スターであるがゆえに傷つくことがあまりに多すぎる。
「ぼくはコジキになりたい!」
ある日、その傷がたまりにたまって叫びとなった研二君の言葉だった。
「同じよ。あなたはコジキになってもジュリーのコジキにしかならない。ちっともかわりはしないわ」
私は冷たく言ってのけた。
「耳センを買って入れときなさい」
その顔も姿も選ばれたスターのものだとしたら、沢田研二はその傷も覚悟しなければならなかった。
早起きの弱い私に迷惑な午前9時の電話。街ノイズにまぎれて研二君の声がした。
「いまからうかがいたいのです」
間もなくやって来た彼は紺のペンシルストライプのスーツに身をつつみ、隣に女性を連れていた。

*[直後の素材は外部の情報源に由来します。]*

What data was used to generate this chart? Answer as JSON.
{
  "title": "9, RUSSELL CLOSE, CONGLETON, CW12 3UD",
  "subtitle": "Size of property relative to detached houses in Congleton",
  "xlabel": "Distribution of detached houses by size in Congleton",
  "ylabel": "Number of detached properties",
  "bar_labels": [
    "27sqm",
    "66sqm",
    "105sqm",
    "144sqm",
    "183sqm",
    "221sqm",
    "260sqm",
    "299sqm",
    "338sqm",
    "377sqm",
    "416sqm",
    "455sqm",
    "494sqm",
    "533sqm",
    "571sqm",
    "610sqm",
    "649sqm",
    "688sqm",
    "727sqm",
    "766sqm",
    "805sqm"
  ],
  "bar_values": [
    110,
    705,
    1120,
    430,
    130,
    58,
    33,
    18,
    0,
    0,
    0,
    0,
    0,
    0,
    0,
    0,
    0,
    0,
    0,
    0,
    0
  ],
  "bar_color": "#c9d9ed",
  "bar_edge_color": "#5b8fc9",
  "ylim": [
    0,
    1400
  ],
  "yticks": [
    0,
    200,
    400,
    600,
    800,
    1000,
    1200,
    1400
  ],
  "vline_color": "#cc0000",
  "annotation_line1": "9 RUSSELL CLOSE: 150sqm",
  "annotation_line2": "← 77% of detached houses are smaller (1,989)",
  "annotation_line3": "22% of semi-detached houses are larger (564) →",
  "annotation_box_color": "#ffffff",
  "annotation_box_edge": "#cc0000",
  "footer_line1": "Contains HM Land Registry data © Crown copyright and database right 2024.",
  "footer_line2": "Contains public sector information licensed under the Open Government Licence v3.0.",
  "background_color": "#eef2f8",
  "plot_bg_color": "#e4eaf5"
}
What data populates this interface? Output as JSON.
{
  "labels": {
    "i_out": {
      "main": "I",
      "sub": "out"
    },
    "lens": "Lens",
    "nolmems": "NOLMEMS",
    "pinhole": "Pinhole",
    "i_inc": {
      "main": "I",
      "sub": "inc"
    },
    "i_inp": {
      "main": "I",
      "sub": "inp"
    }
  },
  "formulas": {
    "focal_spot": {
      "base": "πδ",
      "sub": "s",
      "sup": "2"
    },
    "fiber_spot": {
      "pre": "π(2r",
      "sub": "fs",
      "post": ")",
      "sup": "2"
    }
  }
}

「ご心配おかけしましたが、今朝婚姻届けを出してきました。先生にはマスコミに知られる前に、このことを伝えたかったのです。すみません。一部の報道関係にもれてしまいました」
彼はうなだれた。謝りに来たというのだ。ゆっくり私は首をふった。
「お二人さん、長い間ご苦労様でした」
無言で頭下げて
研二君、あなたは覚えていたのかしら。
「いつか結婚する時には、バカでかいケーキと何千万もの費用をみせびらかすみえっ張りの披露宴はしてよね。ファンと一緒のパーティーにしたら?」
と言ったことを。比叡山のコンサートはまさしくそれだった。妻の日出代さんは人目をしのんで京都入り。楽屋でつつましやかに、あなたが声をかけるのを待っていた。ファンの前に彼女は無言で頭をさげると、その足で東京の家に彼の仕事の邪魔にならないようにと帰りを急いだ。すてきな人よ。
今年もランの花が咲きました。私がおなかの手術の際パリに旅立つ直前に研二君が贈ってくれたもの。うちの主人はお陰でラン作りの名人になりました。
研二君のお父さんはまだ小さな車にのってますか?一度あなたが車を買ってやると言ったら、おまえの金はおまえの金、かまってくれるなとますますガンコになったと笑ってましたね。あなたが何かをしようとすれば、まわりの人も何かの反応をしめし、そして私もそんな人達の一コマで生きて行くでしょう。
あなたの髪の長さ、大切にして下さい。忙しさのあまり、すり切れたり痛んだままでほうっておかれるのはしのびないのです。
裕也さんのおかげで、このように最初から「東京のお母さん」に出会えた。人と人との縁・・・
どうしようもなく孤独になってしまうスターにとっては、心を許せる数少ない人間の一人だったことが文章から読み取ることができますね。おしんこのエピソードなんて沢田さんらしいなあ。